Pence says second-wave fears are overblown as hospitalizations rise in some states

Vice President Mike Pence said that fears of a second wave of coronavirus infections were “overblown” as hospitalizations rise in several states.

“While talk of an increase in cases dominates cable news coverage, more than half of states are actually seeing cases decline or remain stable,” Pence wrote Tuesday in a Wall Street Journal op-ed.

He also touted the Trump administration’s efforts to combat the virus and cited improved testing capacity, which has covered about 7% of the U.S. population. He added that the total U.S. test-positive rate is about 6%, though public health experts maintain that the ideal positivity rate is 5% or lower.

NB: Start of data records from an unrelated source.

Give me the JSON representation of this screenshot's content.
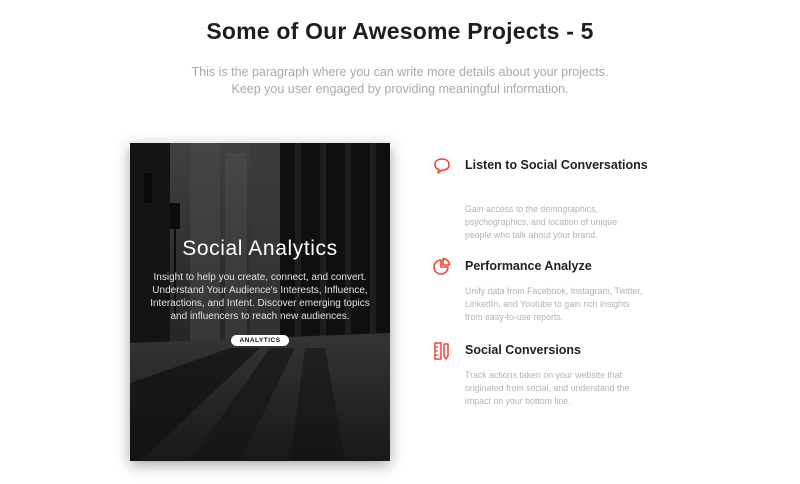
{
  "header": {
    "title": "Some of Our Awesome Projects - 5",
    "subtitle": "This is the paragraph where you can write more details about your projects. Keep you user engaged by providing meaningful information."
  },
  "card": {
    "title": "Social Analytics",
    "description": "Insight to help you create, connect, and convert. Understand Your Audience's Interests, Influence, Interactions, and Intent. Discover emerging topics and influencers to reach new audiences.",
    "tag": "ANALYTICS"
  },
  "features": [
    {
      "icon": "speech-bubble-icon",
      "title": "Listen to Social Conversations",
      "description": "Gain access to the demographics, psychographics, and location of unique people who talk about your brand."
    },
    {
      "icon": "pie-chart-icon",
      "title": "Performance Analyze",
      "description": "Unify data from Facebook, Instagram, Twitter, LinkedIn, and Youtube to gain rich insights from easy-to-use reports."
    },
    {
      "icon": "ruler-pencil-icon",
      "title": "Social Conversions",
      "description": "Track actions taken on your website that originated from social, and understand the impact on your bottom line."
    }
  ],
  "colors": {
    "accent": "#f44336",
    "title": "#1e1e1e",
    "muted": "#a9a9a9"
  }
}
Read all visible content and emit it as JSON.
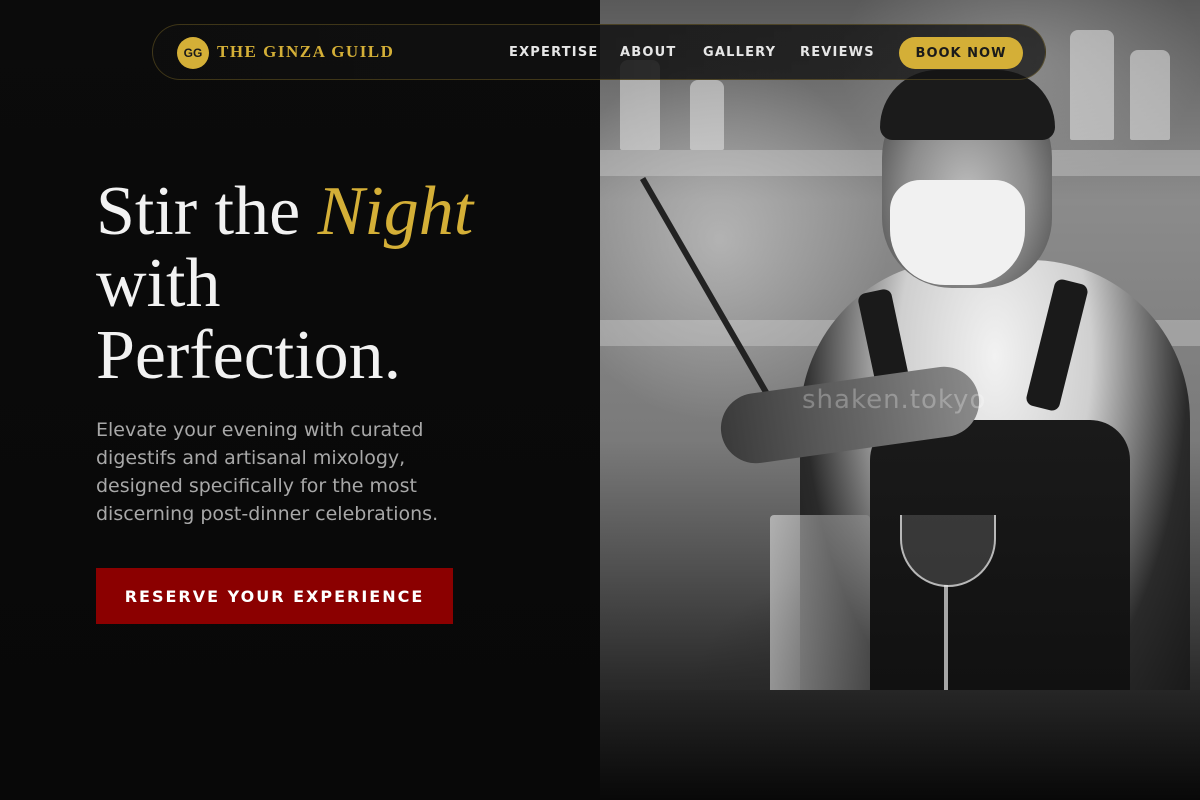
{
  "brand": {
    "initials": "GG",
    "name": "THE GINZA GUILD"
  },
  "nav": {
    "links": [
      "EXPERTISE",
      "ABOUT",
      "GALLERY",
      "REVIEWS"
    ],
    "book_label": "BOOK NOW"
  },
  "hero": {
    "headline_part1": "Stir the ",
    "headline_accent": "Night",
    "headline_line2": "with",
    "headline_line3": "Perfection.",
    "subtext": "Elevate your evening with curated digestifs and artisanal mixology, designed specifically for the most discerning post-dinner celebrations.",
    "cta_label": "RESERVE YOUR EXPERIENCE"
  },
  "image": {
    "watermark": "shaken.tokyo"
  },
  "colors": {
    "accent_gold": "#d4af37",
    "cta_red": "#8b0000",
    "background": "#0a0a0a",
    "text_light": "#f2f2f2",
    "text_muted": "#a8a8a8"
  }
}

Yet, 21 states have seen a rise in new daily coronavirus cases this month, and at least 12 have seen increased COVID-19 hospitalization rates since Memorial Day. For example, Texas reported its highest daily number of hospitalizations on Monday, the fourth consecutive day of record highs.

Of the dozen states with high hospitalization rates, all but two states, Kentucky and Utah, are running low on available space in intensive care units, according to data maintained by COVID Exit Strategy. Ten of the 12 states also have increased rates of positive diagnostic tests, a sign that the increase in identified cases is not merely a result of greater testing.

“The truth is, whatever the media says, our whole-of-America approach has been a success,” Pence wrote. “That’s a cause for celebration, not the media’s fear mongering.”

House Minority Whip Steve Scalise is demanding answers from Democratic governors about policies mandating nursing homes and long-term care facilities that admit COVID-19 patients from hospitals, policies that are blamed for the 50,000 deaths due to the coronavirus in nursing homes.

At the same time, a House panel overseeing the federal response to the coronavirus pandemic launched an investigation Tuesday into COVID-19 deaths in nursing homes focused on the actions of the nation’s five largest for-profit nursing home companies and the Trump administration’s response.

House Majority Whip James Clyburn, who chairs the coronavirus panel, pressed the companies, which collectively operate more than 850 skilled nursing facilities in 40 states, for documents related to coronavirus cases and deaths, testing, personal protective equipment, staffing levels and pay, legal violations, and efforts to prevent further infection. Clyburn is also demanding that the Centers for Medicare and Medicaid Services provides more information about its “lax oversight” that may have contributed to the spread of the coronavirus in nursing homes.

An inexpensive and widely available steroid is an effective treatment for COVID-19 patients, researchers have found. Dexamethasone, a low-dose steroid treatment, reduces the risk of death by one-third for COVID-19 patients on ventilators. For patients on oxygen, the risk of death is reduced by one-fifth. “This is the only drug so far that has been shown to reduce mortality — and it reduces it significantly. It’s a major breakthrough,” said Peter Horby, chief investigator at Oxford University.

Deaths from COVID-19 could reach 200,000 in the United States by October, according to an epidemiological model that has been influential in policymaking. The model, maintained by the Institute for Health Metrics and Evaluation at the University of Washington, now projects 201,129 deaths by Oct. 1, with a range of 171,551 to 269,395. The Trump administration has relied heavily on the IHME model. It has come under heavy criticism, though, regarding its accuracy.

According to the New York Times, the number of prison inmates infected with the coronavirus has doubled in the last month to over 68,000. The number of COVID-related deaths in prisons has increased 73% since mid-May.

At least four members of Congress have benefited from small-business loans allocated by the federal government as part of the Paycheck Protection Program, which they helped create. A bipartisan group of House members acknowledged that their family businesses or businesses where their spouses are senior employees received loans from the $670 billion program. Each member who benefited from the loans said that the money was acquired through legal and fair channels as part of the goal to keep people employed, as the program was set up to do.

Texas Gov. Greg Abbott rebuked young Texans Monday for not wearing masks and for taking the coronavirus pandemic too lightly. Twenty-somethings in Texas, he said, are catching the virus in greater numbers, though his administration could not provide statistics, according to the Dallas Morning News.

“What we’re seeing there is that people of that age group, they’re not following these appropriate best health and safety practices,” he said. “They’re not wearing face masks, they’re not sanitizing their hands, they’re not maintaining the safe distancing practices.”

Beijing officials have imposed a lockdown on the entire city Tuesday after city health officials reported over 100 new locally transmitted COVID-19 cases over the past five days, CNN reported. The city raised its alert level from Level 3 to Level 2, ordering schools to close and urging people to work from home.

Retail sales jumped a record 18% in May, according to a Tuesday report from the U.S. Census Bureau, a sign that newly reopened states are boosting the U.S. economy. Last month’s jump in sales beats the previous record set in 2001 when retail sales increased 6.7% in October as people resumed shopping after 9/11.